JK: Bleiben wir bei diesem Lied. Dessen Refrain beinhaltet unter anderem auch den Titel des Albums. Kündigt sich hier die erste Singleauskopplung an?
DS: „au revoir tristesse“ wird nicht nur unsere erste Singleauskopplung sein, sondern auch unser erstes Musikvideo. Und dafür haben wir uns etwas Besonderes einfallen lassen:
Wir haben aus vielen Einzelbildern ein animiertes Video gebastelt, handgemachte zweidimensionale Requisiten fotografiert und auch unser tragischer Held ist eine minimalistisch umgesetzte Comic-Figur, die durchlebt, wovon die Musik erzählt.
Eine Ode ans Leben.
JK: Wer sind eure musikalischen Vorbilder und wie beeinflussen sie eure Musik?
DS: Vorbilder spiegeln irgendwo immer das wieder, wo du dich selbst gerade stehen siehst.
Und mit der eigenen Veränderung kommen und gehen Vorbilder. Ein recht stetes Vorbild von mir ist Dave Matthews Band, die unglaublich lebensbejahend und düster zugleich klingen kann.

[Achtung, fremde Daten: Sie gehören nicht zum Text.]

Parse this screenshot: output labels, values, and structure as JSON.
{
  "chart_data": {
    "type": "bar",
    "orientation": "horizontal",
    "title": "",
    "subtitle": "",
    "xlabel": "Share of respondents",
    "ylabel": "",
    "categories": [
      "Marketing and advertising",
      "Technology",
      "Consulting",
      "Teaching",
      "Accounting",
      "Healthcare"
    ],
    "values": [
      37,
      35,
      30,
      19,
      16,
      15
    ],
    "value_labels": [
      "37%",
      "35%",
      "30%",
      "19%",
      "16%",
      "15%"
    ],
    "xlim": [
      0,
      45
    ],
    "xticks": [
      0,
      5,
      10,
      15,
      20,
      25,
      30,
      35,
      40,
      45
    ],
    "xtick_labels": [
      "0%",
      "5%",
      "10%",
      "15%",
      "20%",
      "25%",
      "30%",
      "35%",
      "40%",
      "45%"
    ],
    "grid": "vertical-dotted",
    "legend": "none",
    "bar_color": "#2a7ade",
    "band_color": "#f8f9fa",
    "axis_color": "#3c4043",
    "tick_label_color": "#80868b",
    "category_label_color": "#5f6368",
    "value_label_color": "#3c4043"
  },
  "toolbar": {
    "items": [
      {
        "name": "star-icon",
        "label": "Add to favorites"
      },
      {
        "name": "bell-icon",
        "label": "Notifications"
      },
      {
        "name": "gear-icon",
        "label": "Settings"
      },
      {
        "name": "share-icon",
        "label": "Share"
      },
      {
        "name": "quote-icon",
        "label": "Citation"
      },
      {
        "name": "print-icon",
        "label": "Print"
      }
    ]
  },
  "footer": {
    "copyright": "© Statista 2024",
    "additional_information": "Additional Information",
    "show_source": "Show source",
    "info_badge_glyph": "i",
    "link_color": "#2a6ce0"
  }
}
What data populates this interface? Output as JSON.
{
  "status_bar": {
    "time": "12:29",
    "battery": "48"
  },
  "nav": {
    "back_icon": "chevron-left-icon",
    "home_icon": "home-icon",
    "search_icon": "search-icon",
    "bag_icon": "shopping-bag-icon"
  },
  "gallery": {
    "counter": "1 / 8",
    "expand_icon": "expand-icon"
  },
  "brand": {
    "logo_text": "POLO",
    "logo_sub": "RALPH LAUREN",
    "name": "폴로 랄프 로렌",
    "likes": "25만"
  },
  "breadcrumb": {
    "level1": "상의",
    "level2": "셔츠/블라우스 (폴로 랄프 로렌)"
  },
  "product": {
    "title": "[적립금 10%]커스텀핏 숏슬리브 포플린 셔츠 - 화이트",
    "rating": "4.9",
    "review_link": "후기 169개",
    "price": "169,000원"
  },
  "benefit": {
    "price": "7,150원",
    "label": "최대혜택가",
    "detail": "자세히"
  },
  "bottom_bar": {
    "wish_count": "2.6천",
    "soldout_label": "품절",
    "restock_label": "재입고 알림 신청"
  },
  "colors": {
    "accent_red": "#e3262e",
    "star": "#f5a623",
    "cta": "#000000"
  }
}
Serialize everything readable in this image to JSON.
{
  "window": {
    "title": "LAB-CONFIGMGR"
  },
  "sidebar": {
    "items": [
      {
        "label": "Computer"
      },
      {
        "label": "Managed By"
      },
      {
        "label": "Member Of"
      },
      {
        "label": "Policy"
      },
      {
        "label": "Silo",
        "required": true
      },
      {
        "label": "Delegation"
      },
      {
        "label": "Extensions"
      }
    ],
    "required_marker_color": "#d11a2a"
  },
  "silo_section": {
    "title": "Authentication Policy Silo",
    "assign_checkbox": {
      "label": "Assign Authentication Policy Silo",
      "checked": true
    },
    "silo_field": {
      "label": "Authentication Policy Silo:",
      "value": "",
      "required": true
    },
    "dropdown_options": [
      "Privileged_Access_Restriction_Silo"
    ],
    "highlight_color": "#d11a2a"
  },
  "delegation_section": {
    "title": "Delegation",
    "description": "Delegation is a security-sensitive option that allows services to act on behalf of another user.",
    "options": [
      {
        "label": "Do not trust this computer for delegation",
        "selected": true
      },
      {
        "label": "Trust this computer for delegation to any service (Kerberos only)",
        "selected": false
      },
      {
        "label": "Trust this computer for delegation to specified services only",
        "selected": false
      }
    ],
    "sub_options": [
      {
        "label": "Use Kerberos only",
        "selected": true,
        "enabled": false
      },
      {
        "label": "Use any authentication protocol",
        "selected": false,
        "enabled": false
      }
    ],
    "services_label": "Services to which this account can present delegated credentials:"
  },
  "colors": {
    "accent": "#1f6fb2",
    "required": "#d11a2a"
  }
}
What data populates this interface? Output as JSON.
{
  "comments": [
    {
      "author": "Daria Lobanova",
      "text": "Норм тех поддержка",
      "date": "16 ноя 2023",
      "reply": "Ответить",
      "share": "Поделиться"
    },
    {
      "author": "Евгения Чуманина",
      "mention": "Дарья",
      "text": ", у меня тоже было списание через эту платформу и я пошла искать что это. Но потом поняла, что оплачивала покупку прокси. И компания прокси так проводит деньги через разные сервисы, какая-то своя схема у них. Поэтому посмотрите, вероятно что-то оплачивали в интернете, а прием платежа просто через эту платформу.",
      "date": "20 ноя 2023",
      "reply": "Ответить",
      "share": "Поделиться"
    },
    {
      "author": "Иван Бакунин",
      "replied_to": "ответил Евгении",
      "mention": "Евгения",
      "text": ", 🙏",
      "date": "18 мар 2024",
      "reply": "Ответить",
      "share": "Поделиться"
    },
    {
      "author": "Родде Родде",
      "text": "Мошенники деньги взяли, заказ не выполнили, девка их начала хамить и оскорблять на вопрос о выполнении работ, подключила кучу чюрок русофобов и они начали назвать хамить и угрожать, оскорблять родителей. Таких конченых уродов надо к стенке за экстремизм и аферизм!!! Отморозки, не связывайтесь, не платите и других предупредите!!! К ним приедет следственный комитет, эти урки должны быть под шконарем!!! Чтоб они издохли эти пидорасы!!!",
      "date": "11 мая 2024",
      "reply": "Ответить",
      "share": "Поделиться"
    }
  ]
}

Auch der apokalyptische Ansatz von Radiohead spricht mich sehr an oder die Erzählweise von Bob Dylan.
Allerdings: Schreibst du Lieder auf Deutsch, hast du neben dem freieren Umgang mit der Sprache selbst nochmal mehr Freiraum, weil du dich beim Songschreiben nicht so bald in ein Netz von Altbekanntem und „Immer-schon-Dagewesenem“ verhedderst.
JK: Wer sind deine härtesten Kritiker?
DS: Mein härtester Kritiker, das bin ich selbst. Und das ist noch nicht einmal gelogen.
JK: Wo kann man [kaleidoskop] dieses Jahr noch live sehen?
DS: Nach den Konzerten in Voll- und Unplugged-Besetzung in nächster Zeit einmal, ganz der Singer/Songwriter-Tradition folgend, in Form von Solo-Abenden, die den intimsten Rahmen bilden für Lieder, die zuallererst vom Text getragen sind.
JK: Wie sehen die künftigen Pläne von [kaleidoskop] aus?
DS: Die Leidenschaft will immer nach vorn, aus den Fehlern lernen, dem inneren Kern näher kommen. Musikmachen an sich motiviert zum Musikmachen. Ich hab schon ein paar neue Lieder im Gepäck. Und ich freu mich schon jetzt darauf, sie auszupacken.
JK: Vielen Dank, dass du dir die Zeit für das Interview genommen hast. Viel Erfolg mit eurem neuen Album.